Carl Jung: I have failed in my foremost task, to open people’s eyes to the fact, that man has a soul …
[In context: “I have failed in my foremost task, to open people’s eyes to the fact, that man has a soul and there is a buried treasure in the field and that our religion and philosophy are in a lamentable state. Why indeed should I continue to exist?]
Michael Fordham recalls that in 1960, Jung had written a letter to someone in London which was “an account of how he felt he had failed in his mission – he was misunderstood and misrepresented” (1993, 119).
The letter appears to have been one that Jung wrote to Eugene Rolfe, which contained these statements:
I had to understand, that I was unable to make people see, what I am after. I am practically alone . . . I have failed in my foremost task,
to open people’s eyes to the fact, that man has a soul and there is a buried treasure in the field and that our religion and philosophy
are in a lamentable state. Why indeed should I continue to exist?
Consequently, Fordham flew out to see Jung, and assured him that the Jungians in London “were in a strong position to rebut
open misunderstandings and were striving to further recognition of his work” (1993, 119).
To this, Jung looked at Fordham “as if I were a poor fool who did not know a thing” and dismissed him.
On reflection, Fordham stated that his comments had been on a superficial level, and that had he spoken more profoundly, he would have had to tell Jung “that it was the delusion of being a world saviour that made him feel a failure – I had not the stature to do that”.

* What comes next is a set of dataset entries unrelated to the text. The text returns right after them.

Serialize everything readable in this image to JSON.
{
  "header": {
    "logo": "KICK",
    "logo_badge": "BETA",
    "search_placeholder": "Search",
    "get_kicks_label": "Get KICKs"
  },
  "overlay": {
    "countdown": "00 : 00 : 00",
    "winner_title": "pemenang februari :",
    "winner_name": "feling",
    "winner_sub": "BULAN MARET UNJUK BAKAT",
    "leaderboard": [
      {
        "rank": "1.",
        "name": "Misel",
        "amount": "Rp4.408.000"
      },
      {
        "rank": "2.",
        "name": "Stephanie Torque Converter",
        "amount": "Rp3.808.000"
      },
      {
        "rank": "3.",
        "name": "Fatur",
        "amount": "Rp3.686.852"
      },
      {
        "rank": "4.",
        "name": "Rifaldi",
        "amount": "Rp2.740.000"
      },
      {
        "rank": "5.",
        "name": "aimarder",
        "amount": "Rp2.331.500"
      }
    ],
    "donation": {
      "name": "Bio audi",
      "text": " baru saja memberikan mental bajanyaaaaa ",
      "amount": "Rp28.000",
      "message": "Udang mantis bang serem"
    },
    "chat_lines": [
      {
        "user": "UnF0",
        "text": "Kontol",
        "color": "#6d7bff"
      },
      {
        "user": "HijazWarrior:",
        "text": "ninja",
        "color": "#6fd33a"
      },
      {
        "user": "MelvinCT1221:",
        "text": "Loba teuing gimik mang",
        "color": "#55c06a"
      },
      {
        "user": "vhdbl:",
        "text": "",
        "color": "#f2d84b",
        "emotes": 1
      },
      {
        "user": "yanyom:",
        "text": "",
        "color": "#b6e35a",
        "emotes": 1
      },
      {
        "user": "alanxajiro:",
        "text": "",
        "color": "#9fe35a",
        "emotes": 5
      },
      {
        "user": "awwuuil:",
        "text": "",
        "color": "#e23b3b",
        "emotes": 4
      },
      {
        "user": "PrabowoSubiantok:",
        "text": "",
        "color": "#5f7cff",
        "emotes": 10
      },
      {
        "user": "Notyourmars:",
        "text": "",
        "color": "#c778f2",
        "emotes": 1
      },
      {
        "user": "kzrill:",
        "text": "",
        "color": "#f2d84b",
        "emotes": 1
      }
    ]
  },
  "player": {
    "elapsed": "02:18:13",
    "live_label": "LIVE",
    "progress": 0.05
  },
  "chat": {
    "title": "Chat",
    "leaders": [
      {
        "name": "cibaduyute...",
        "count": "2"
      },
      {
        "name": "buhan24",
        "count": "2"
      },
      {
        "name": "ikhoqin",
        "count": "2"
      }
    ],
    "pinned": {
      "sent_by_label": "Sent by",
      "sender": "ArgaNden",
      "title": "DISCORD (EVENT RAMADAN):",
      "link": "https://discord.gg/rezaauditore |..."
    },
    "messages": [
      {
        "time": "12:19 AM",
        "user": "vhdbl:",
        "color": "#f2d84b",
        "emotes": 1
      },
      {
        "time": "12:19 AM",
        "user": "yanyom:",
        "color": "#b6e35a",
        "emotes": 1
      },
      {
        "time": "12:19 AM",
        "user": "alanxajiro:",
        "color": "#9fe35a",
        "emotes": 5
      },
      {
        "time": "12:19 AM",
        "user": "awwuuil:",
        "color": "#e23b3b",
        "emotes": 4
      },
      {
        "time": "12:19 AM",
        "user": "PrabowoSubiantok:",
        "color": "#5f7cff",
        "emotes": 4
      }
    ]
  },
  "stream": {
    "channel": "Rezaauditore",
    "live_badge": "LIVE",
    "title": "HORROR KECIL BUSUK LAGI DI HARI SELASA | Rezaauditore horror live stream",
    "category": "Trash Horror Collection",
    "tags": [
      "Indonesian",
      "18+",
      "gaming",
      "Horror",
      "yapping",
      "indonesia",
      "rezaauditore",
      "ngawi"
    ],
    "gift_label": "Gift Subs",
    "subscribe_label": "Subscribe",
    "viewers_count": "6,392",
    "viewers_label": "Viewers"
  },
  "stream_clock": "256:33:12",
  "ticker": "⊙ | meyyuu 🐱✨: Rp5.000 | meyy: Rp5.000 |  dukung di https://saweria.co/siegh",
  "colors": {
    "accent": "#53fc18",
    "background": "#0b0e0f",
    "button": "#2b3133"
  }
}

However, more can be said than this. To begin with, these statements are linked with his general pessimism concerning
the fate of the world.
As he saw it, the ultimate value of psychology was whether it could prove to be of any significance in this regard.
It is also possible to link his admission of failure to his letter to Herbert Read, which articulates the culmination of his understanding of the relation of the primitive to the modern, the individual to the collective and the import of complex psychology for the West.
For Jung, in primitive societies, the relation of the medicine man to the tribe was not simply a contingent or arbitrary social arrangement, but corresponded to an archetypic necessity.
What was required was to respond to the same necessity in a modern manner – the result being complex psychology.
For it to succeed in this task, it required the full scale recognition of the West.
No psychology has managed to achieve this. Judging by these late letters, in Jung’s own estimation, complex psychology – and psychology as a whole – had failed to make sufficient social impact, and hence failed to provide adequate antidotes to the “fathers and mothers of all terrors.” ~Sonu Shamdasani, Jung and the Making of Modern Psychology, Pages 351-352.